A sailor finds that he’s been sold a parcel of horses**t

Victorian pipe smokers

James Randall had bought a packet of what he believed to be tobacco from someone, possibly a dock worker, at one of the many pubs in and around the City of London. The vendor had torn open the package just enough to allow him to test a sample of the tobacco, and he had handed over 2for it. Later he discovered that instead a pound and a half of ‘baccy, all he had was a worthless mix of ‘sawdust and horsedung’.

The sailor had been ‘done’ but instead of accepting his bad luck he decided he would try to recover the situation. Later that day he was walking in the Minories in the City, close to its eastern edge, when he encountered a young lad named Thomas Watts. He offered him the parcel of ‘tobacco’ for 2s3d hoping to make a small profit from the deal.

Watts, a ‘respectable’ youth, was unsure, and said no. Randall immediately dropped the price to 19d, but Thomas still wavered. The sailor went to 16d  and Watts caved in. He handed over the money and was about to examine his purchase when a policeman ran up to the pair of them.

PC Hayton (588 City) had watched the transaction and knew Randall as a suspicious individual. He took the parcel and the plug sample of tobacco  fell out soon followed by the worthless mixture of sawdust and manure. The copper quickly established that the boy had been ripped off and instructed Randall to give him his money back. He demurred at first but then complied. As Watts thanked the policeman the seaman took his chance and ran off.

The officer chased him across the City and caught up with him in Finsbury Circus where he arrested him. On the way to the station Randall confessed to knowing his parcel was valueless and so to trying to defraud Thomas. Not surprisingly then when he was produced at the Mansion House Police court Sir Robert Carden committed him for trial.

Randall was tried at the Old Bailey on the 22 October 1855 and found guilty on his own confession, he was 25 years of age. The judge sent him to prison for three months.

[from Reynolds’s Newspaper, Sunday, September 30, 1855]

An Irish ‘cook’ tries her luck (and fails to impress)

Ellen Riley (or Lucy Collins as she sometimes called herself) was an accomplished liar. She had once ‘escaped’ from a Chelmsford convent  taking with her some of the house’s property. She swore she was owed nine month’s wages and had stolen nothing.

In June 1865 she turned up at the house of a Mr Pereira in Finsbury Circus asking for work.
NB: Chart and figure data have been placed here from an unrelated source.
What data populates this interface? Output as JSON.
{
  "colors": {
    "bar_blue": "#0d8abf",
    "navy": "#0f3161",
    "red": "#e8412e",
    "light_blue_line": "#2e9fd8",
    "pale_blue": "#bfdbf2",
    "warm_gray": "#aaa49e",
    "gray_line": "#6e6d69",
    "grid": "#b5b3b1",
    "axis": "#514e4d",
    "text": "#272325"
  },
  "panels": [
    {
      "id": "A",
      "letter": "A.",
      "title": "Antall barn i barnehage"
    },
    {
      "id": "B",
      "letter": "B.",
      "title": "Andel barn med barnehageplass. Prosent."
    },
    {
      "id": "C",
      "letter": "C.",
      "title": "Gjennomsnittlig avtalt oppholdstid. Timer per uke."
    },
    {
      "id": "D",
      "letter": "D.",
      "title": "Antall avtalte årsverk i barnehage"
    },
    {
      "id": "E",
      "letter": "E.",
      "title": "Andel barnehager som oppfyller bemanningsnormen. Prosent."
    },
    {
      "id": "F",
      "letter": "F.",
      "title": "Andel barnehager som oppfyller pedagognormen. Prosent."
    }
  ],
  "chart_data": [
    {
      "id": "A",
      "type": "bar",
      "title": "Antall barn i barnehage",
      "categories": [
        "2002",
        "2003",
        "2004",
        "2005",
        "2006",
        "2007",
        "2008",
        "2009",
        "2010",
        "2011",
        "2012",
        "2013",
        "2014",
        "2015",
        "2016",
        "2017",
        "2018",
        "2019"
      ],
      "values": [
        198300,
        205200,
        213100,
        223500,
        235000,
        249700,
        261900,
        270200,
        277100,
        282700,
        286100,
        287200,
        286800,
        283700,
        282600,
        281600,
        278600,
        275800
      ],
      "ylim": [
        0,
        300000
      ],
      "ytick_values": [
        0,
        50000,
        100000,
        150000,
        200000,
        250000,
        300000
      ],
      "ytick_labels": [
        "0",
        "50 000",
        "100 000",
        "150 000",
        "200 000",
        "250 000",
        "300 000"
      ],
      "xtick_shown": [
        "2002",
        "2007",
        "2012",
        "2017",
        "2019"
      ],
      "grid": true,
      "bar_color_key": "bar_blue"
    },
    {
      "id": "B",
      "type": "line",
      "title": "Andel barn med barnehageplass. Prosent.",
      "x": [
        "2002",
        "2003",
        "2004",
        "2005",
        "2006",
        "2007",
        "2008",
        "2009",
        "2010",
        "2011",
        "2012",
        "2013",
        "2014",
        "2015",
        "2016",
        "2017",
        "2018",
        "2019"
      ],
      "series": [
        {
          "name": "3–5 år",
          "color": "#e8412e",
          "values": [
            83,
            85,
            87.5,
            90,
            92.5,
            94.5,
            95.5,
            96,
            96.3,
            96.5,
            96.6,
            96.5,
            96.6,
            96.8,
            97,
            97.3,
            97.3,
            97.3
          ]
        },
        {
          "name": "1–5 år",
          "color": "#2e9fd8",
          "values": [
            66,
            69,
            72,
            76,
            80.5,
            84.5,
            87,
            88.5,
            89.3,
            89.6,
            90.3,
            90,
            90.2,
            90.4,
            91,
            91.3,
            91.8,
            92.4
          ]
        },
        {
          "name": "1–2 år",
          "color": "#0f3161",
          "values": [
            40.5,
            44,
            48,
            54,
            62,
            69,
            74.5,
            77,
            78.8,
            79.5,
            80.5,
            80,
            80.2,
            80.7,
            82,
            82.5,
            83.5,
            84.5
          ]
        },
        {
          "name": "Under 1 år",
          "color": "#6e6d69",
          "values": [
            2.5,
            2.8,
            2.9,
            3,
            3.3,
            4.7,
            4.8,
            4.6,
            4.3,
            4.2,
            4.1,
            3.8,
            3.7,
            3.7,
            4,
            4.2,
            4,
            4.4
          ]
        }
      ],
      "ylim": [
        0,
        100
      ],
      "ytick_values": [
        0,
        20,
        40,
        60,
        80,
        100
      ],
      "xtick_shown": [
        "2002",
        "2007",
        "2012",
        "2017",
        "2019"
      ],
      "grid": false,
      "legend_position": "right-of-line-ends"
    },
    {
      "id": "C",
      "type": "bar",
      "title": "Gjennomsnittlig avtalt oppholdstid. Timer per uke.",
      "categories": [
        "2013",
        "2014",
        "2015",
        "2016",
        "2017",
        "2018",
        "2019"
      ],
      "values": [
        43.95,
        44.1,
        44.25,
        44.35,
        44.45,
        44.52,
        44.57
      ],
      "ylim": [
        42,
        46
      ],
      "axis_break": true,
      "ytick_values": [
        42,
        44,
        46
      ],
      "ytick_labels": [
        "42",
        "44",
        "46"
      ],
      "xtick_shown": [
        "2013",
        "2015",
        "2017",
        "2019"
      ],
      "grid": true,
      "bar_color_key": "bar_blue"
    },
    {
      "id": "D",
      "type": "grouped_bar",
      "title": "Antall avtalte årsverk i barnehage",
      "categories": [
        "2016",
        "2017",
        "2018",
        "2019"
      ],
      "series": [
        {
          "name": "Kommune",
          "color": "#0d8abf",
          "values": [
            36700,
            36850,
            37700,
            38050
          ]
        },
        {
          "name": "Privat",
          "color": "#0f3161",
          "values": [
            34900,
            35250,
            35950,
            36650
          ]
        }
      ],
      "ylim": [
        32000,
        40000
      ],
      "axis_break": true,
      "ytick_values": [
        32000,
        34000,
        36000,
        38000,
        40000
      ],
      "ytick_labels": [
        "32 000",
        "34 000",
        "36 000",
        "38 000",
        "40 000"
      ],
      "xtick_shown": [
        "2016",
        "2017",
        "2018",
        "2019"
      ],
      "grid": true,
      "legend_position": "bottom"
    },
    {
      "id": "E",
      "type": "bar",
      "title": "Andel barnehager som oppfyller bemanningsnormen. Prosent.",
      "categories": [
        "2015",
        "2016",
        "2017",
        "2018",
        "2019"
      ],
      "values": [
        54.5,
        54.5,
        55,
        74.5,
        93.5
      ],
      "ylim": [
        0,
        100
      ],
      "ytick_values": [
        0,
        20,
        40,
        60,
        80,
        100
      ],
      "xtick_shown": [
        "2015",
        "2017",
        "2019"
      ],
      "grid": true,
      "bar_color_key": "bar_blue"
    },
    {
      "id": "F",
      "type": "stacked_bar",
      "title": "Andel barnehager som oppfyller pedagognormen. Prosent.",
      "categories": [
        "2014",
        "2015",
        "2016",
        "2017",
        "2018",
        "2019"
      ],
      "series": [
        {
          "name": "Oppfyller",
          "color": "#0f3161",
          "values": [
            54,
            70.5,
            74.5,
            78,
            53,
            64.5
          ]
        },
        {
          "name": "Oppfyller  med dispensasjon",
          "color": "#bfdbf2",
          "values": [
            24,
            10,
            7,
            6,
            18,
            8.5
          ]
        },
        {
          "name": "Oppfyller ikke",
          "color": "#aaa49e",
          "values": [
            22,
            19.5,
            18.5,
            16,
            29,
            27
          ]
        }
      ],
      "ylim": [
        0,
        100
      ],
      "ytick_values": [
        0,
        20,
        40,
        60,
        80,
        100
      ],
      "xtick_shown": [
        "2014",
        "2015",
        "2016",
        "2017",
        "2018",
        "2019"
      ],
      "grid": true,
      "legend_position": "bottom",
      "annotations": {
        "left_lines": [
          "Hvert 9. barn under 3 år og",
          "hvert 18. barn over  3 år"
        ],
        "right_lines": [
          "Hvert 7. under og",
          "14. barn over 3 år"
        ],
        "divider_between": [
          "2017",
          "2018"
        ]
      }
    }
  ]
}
She sought a position as a ‘plain cook’. The merchant asked to see her references and she promised to obtain some and return.

440px-Finsbury_circus_sw

Finsbury Circus in 1872

A reference was an important document for a servant in the 1800s, it was very unlikely anyone would employ you without one. So it seems puzzling (to me at least) that Ellen didn’t have them with her when she knocked at the Pereira’s house. The next day she tried Mrs Pereira and again said she could produce a character dating back for the last five years. Mrs P asked her to do so and sent her away.

A few days later she was back, this time saying that a local priest, the Rev. Pycke, had agreed to write a certificate for her. This she brought to Mr P a day alter but he soon saw that it was a fake and had her arrested.

The name of the certificate was Mrs Kesiah Swan who denied all knowledge of Ellen Riley (or Lucy Collins for that matter). Now another clergyman appeared in court to state that he knew of her but had not authorized anyone to write her a reference.

The Rev. Leo Fucke had helped her after she had told him she had recently left a  convent in the area and was looking for a position. Unfortunately the position he found her (with a Father Donovan) she abused by absconding with a pair of boots!

Ellen  complained that she couldn’t find or keep any work because the ‘influence of the nuns and priests was always brought to bear against her’. The Alderman who sat as the magistrate at Guildhall was unimpressed. She had, he told, committed an offence (forging a character) that allowed him to fine her £20. He showed some mercy by offering her the chance to pay a fine of £5 or go to prison for one calendar month. I doubt Ellen had the £5 so suspect she ended up inside.

There are several convents in and around Finsbury Park today and the convent of the Tyburn Martyrs near Hyde Park. Did any of these offer temporary shelter to Ellen Riley who had come to the capital like so many Irish migrants in the second half of the nineteenth century. She may have started life in Essex (hence the Chelmsford link) or perhaps had traveled there for work. The Irish were amongst the poorest and least appreciated of London’s immigrants, something I explore in more detail in my study of the late nineteenth-century capital.